On 19th December Jean Genet would have been 100 years old. Schwules Museum honours the ingenious, scandal-embroiled author with a great biographic exhibition. At the same time the homage is the prelude for the festivities on the occasion of the 25th birthday of Schwules Museum, which has now dedicated itself to the investigation of gay and increasingly lesbian-queer history(s) for already a quarter of a century.
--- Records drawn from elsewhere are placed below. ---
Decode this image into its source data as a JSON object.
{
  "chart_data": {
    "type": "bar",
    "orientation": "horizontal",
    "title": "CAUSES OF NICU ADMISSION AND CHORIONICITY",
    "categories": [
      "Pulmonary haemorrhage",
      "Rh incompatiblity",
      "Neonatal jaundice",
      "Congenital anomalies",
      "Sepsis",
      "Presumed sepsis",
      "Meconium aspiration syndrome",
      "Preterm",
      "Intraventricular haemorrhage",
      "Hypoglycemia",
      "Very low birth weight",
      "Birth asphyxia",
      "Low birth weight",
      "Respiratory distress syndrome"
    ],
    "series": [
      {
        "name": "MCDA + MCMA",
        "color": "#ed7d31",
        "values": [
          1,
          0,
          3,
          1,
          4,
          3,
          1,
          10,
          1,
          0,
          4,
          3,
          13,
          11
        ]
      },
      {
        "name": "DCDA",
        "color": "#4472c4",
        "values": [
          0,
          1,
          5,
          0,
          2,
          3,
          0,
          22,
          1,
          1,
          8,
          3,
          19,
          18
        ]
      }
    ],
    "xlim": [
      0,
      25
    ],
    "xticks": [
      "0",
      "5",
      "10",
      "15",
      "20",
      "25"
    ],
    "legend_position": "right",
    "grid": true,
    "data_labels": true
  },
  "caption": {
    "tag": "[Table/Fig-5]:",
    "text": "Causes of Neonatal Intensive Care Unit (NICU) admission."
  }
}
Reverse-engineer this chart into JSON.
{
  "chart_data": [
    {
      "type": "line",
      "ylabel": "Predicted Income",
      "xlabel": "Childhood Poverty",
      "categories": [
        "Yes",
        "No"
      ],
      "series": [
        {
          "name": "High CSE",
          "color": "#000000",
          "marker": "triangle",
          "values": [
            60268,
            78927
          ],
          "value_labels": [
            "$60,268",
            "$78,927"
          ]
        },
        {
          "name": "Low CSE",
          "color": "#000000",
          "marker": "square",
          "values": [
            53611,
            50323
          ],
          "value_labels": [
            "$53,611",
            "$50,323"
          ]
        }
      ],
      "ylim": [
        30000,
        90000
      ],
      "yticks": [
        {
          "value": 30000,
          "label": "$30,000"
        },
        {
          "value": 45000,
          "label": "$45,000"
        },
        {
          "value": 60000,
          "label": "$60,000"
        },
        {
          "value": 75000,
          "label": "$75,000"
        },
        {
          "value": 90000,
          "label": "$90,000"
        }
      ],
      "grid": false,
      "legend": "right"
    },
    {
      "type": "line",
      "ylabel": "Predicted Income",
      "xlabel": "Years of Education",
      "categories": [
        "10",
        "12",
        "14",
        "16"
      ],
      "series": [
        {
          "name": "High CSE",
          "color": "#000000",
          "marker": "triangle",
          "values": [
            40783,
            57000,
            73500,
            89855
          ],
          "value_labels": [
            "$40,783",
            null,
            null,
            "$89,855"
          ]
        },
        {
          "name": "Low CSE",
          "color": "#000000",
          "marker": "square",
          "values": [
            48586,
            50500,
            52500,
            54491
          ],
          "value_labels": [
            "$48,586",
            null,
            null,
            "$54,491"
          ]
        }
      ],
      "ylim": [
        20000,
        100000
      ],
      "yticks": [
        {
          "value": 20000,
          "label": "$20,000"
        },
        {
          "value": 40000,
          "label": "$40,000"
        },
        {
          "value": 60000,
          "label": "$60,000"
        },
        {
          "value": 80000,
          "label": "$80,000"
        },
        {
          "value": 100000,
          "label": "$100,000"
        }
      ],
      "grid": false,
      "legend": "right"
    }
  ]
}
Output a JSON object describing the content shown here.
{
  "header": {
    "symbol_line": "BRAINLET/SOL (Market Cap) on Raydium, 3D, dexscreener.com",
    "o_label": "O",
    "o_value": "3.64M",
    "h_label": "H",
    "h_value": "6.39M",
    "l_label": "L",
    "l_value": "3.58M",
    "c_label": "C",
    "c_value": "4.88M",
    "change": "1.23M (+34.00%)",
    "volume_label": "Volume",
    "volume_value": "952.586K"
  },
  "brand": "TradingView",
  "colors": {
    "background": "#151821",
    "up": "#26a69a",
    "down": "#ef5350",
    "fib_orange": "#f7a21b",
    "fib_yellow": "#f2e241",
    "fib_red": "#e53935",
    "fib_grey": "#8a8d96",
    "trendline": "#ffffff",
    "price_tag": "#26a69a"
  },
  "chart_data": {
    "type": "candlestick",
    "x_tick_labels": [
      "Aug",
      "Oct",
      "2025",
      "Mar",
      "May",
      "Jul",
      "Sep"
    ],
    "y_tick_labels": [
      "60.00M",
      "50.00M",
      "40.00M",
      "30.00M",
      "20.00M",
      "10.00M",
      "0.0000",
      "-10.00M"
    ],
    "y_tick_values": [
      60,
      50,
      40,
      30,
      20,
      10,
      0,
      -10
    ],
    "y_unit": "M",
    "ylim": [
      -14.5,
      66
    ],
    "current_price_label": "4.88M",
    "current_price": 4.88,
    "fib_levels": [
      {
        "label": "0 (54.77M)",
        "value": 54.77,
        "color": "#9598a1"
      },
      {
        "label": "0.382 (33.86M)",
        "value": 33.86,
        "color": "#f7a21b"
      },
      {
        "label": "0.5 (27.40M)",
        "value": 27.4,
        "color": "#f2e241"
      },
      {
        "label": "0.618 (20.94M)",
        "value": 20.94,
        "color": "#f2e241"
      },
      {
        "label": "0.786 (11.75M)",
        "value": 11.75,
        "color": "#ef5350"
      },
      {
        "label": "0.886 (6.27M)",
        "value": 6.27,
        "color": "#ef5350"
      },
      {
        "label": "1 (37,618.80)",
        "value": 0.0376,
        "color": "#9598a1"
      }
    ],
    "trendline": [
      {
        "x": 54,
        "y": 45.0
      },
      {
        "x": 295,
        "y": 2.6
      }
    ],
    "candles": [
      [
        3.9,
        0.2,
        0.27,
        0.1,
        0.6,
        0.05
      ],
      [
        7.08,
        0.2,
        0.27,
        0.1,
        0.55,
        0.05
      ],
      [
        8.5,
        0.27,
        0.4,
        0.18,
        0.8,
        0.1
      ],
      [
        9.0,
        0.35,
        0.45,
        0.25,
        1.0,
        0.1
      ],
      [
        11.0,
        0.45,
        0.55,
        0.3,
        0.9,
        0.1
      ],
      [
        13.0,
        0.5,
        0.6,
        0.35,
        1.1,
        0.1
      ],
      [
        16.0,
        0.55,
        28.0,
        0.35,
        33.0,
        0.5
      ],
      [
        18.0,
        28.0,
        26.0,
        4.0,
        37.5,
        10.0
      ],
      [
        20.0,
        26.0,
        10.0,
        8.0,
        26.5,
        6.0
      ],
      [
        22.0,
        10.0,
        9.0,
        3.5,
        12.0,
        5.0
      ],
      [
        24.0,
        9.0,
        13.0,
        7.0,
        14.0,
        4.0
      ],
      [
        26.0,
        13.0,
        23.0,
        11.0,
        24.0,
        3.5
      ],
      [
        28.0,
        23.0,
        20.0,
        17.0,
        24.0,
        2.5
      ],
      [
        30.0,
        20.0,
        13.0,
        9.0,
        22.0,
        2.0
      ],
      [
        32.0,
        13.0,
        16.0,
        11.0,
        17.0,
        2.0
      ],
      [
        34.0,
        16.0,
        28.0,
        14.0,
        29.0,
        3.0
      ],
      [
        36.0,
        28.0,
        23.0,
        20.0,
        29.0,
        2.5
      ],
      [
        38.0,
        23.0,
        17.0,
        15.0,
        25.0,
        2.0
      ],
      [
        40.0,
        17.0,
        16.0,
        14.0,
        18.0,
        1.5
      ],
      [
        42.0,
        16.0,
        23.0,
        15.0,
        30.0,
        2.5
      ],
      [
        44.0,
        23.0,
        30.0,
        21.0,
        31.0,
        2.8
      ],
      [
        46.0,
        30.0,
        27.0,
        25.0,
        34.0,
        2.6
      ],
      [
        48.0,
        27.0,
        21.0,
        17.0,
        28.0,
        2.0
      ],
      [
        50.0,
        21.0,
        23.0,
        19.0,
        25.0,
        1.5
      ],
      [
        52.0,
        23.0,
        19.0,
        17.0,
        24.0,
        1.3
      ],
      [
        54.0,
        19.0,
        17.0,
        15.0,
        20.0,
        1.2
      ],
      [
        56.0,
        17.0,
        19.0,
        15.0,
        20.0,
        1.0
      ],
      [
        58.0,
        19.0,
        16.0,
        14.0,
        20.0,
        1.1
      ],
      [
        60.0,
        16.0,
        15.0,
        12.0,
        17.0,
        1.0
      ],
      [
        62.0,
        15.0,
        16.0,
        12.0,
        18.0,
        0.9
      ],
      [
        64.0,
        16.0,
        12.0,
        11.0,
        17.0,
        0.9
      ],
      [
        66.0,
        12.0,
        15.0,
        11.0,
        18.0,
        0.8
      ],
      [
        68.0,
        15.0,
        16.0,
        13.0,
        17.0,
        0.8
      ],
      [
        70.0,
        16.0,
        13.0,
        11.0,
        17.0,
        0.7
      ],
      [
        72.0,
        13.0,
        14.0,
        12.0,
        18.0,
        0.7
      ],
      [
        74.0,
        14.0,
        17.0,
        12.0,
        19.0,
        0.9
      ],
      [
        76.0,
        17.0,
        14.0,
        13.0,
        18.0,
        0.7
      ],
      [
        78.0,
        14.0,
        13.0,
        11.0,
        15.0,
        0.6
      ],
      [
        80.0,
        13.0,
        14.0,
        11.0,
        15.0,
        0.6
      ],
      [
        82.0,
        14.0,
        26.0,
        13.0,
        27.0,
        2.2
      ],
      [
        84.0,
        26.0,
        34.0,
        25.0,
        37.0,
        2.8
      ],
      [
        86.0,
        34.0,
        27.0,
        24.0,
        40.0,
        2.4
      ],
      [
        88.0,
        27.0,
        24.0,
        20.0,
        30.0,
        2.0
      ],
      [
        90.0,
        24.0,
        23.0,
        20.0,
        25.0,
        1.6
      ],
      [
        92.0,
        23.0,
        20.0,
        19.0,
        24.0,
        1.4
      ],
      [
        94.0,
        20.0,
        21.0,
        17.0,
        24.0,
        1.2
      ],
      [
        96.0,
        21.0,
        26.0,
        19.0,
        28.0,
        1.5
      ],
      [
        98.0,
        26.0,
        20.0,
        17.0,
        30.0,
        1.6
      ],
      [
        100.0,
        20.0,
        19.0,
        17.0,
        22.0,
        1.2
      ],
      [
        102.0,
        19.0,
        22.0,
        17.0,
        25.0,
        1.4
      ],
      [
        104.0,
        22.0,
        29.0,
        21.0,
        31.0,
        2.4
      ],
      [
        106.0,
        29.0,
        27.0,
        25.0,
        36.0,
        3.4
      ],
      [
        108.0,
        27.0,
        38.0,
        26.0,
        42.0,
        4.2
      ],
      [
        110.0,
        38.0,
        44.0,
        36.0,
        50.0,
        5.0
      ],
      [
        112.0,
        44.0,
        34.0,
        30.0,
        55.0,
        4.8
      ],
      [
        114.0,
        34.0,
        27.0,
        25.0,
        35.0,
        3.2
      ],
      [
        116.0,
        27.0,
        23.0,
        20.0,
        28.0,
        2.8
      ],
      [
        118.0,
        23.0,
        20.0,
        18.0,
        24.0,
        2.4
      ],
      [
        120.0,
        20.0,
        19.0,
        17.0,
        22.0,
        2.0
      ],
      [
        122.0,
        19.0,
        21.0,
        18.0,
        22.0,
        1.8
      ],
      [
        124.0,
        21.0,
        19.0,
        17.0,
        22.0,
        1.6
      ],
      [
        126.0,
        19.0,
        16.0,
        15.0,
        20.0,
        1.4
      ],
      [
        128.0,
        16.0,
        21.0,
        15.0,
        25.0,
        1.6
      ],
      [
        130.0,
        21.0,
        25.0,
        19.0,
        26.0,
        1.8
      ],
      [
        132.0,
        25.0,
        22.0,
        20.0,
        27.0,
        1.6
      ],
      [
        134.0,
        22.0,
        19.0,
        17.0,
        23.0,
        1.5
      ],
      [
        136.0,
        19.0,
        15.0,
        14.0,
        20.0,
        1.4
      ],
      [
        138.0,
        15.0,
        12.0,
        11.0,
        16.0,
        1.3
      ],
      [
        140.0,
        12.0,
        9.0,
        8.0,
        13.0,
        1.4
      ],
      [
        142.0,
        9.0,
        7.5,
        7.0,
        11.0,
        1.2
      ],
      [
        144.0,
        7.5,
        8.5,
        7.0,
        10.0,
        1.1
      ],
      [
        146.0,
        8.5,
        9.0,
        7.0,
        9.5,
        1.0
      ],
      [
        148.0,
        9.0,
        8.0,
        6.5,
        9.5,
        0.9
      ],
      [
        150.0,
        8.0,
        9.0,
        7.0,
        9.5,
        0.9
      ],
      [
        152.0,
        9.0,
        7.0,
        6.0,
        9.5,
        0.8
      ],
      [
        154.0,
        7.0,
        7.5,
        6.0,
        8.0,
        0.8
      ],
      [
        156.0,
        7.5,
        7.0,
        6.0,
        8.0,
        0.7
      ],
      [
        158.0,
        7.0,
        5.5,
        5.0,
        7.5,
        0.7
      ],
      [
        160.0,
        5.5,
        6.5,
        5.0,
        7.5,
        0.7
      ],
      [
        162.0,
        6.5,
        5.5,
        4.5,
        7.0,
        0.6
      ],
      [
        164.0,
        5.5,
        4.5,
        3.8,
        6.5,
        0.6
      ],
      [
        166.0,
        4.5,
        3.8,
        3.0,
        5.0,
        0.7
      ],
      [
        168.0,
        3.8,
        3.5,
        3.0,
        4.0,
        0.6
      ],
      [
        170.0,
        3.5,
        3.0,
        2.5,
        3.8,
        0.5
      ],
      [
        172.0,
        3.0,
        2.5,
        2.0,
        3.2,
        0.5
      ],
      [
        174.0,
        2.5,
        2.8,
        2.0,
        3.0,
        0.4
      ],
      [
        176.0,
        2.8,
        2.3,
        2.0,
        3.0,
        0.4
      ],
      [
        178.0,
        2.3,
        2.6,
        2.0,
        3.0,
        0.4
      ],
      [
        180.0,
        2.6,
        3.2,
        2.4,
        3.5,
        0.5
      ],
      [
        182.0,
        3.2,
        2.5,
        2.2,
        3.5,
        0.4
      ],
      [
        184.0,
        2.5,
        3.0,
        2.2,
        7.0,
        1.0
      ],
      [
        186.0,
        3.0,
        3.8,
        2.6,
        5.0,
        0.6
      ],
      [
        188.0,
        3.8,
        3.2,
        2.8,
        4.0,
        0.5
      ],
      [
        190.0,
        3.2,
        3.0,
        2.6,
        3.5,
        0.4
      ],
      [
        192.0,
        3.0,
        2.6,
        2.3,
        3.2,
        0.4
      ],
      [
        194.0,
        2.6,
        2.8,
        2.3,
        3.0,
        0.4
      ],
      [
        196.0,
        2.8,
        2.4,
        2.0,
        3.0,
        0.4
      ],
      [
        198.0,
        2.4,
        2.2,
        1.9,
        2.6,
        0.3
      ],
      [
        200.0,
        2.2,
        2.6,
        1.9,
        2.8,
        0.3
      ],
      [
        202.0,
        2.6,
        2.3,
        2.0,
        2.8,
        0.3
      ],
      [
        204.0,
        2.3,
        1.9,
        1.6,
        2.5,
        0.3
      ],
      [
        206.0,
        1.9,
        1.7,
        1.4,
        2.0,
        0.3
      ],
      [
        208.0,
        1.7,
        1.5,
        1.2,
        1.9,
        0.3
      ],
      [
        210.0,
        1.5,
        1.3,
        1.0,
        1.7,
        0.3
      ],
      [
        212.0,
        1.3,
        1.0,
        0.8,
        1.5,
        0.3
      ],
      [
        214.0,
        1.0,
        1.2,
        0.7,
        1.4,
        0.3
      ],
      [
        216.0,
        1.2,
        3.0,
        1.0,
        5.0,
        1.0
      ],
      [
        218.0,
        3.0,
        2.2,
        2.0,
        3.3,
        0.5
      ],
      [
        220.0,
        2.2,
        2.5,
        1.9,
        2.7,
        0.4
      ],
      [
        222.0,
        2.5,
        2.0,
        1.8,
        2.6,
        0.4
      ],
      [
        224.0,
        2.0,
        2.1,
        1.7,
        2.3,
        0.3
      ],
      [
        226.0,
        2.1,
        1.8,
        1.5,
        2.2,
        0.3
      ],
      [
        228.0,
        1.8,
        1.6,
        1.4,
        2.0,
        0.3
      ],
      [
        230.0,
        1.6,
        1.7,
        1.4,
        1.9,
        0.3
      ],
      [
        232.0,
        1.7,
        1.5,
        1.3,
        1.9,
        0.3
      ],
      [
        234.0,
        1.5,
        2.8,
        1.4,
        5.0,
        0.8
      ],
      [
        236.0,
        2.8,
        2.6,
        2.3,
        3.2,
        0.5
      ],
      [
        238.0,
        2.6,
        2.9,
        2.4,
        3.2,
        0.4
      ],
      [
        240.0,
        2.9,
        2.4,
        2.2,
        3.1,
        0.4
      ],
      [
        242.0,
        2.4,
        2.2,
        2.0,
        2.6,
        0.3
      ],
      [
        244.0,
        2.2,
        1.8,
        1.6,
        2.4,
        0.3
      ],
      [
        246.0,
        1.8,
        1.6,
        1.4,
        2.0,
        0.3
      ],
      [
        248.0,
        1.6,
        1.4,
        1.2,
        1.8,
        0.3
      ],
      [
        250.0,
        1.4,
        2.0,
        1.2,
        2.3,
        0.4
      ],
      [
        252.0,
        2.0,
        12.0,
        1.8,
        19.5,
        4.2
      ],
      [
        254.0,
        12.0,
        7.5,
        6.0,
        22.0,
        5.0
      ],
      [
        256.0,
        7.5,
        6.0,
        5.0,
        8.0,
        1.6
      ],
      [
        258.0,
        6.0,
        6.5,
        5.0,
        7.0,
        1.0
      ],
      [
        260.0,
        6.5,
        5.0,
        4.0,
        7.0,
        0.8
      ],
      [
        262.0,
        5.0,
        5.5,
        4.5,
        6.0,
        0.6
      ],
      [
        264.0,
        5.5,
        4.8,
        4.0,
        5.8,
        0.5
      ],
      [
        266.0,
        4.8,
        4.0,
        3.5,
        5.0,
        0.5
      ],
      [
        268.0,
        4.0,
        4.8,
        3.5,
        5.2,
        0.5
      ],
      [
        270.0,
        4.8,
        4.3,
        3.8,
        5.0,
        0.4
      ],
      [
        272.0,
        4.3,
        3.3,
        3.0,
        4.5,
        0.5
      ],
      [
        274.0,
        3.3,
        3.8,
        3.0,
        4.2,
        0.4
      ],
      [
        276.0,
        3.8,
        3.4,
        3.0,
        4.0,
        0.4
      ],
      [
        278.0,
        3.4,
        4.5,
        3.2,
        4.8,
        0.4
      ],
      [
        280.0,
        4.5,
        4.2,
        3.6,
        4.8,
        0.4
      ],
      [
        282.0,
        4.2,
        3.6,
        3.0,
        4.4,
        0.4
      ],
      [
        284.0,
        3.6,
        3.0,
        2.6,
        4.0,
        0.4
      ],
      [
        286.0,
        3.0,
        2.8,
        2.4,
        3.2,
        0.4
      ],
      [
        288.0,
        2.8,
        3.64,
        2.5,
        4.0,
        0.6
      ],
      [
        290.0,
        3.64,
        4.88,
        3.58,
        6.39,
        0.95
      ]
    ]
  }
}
Jean Genet (*19th December 1910 – †15th April 1986) cultivates the evil. The pederast, as Sartre kept calling him in order to stress the scandal of homosexuality in his disparaging form, seems to appear oddly curious as a term today. Genet’s autobiographic novels deal with theft, murder, betrayal and homosexuality. Cocteau was shocked and enthusiastic, however he didn’t think they were publishable. At the beginning, they circulated among enthusiasts. At the same time, they were proscribed and desired because of their pornographic directness. They are the basis for Genet’s myth. Genet, who was the unloved child, handed over into public care, the problem youngster, the thief and the hustler, who liberated himself from the predetermined cycle of offences and punishment by literature. His novel Querelle was the anticipated climax of possible gay literature. It was especially loved by the gays. For a long time, despite the literary qualities, Querelle served as an inspiration for masturbation – yet there was hardly anything else. The novel which was published by Rowohlt in 1955, was prohibited by the German Department of Public Prosecution. Only in 1960 did Andreas J. Meyer, the German publisher of Genet, enforce the release of Notre-Dame-des Fleurs.
Saint Genet, Sartre’s monumental introduction, published as volume one of Genet’s collected works at Gallimand in 1952, dominates the first room of our exhibition. 168 quotations describe Sartre’s attempt as a Marxist Psychoanalysis, which finally led to Genet’s end as a novel author. The last word for a long time, demanding respect, decried by gay authors, Sarte solidified the myth of Genet, also for Genet himself.
Set in contrast to that, there are excerpts from Querelle, supported by quotations of Genet, by artists, politicians, authors and members of the gay movement. Here we present the voluminous first editions. There are drawings of Cocteau applied on walls. Here you meet the myths of his inconsolable childhood and his criminal carrier. Small detours show Genet’s lovers and his friendship with Alberto Giacometti, completed with book illustrations of the Merlin publishing house. In the 1950s theatre works were created, which made Genet one of the most played authors on West German stages. His plays were considered scandalous. Often there were misunderstandings, if directors lent too much realism to poetic metaphors. Genet’s objections and refusals are legendary.
The central point of the second room of our homage are mainly the Berlin productions of Genet’s plays, in addition to his political engagement for the Black-Panther-Movement and his unfortunate mission for the RAF. An installation of the interview with the magazine Die Zeit by Hubert Fichte, with excerpts from Fichte’s diaries and photographs of Leonore Mau decorates the front side of the room. We present ten collages by Douglas James Johnson dealing with Genet’s disputed work Pompes Funèbres. Sartre praises Genet’s strange fascination for German fascism as successful proof of love for Genet’s friend and member of the resistance Jean Decarnin, the absolutely evil and at the same time banal, glorifying the Führer as gay, sexualising the German occupants: the German hereditary enemy humiliating the hated France and revenging the unloved solicitude pupil Genet.
The last part of the exhibition shows Fassbinder’s filmic realisation of Genet’s Querelle, created in 1982. We show both Werner Schroeter’s film script and Fassbinder’s version, in addition to posters, photographs, costumes and documents. The works of Anno Wilms deal with Genet’s rope dancer text. We show more theatre performances, photographs and films, realised during Jean Genet’s last period of life. A big wall is dedicated to his engagement for the Palestinians.
The exhibition could be only realised by the generous support of many private loaners from Berlin and Paris as well as the Merlin publishing house in Gifkendorf, the foundation Stadtmuseum and the German Cinematheque.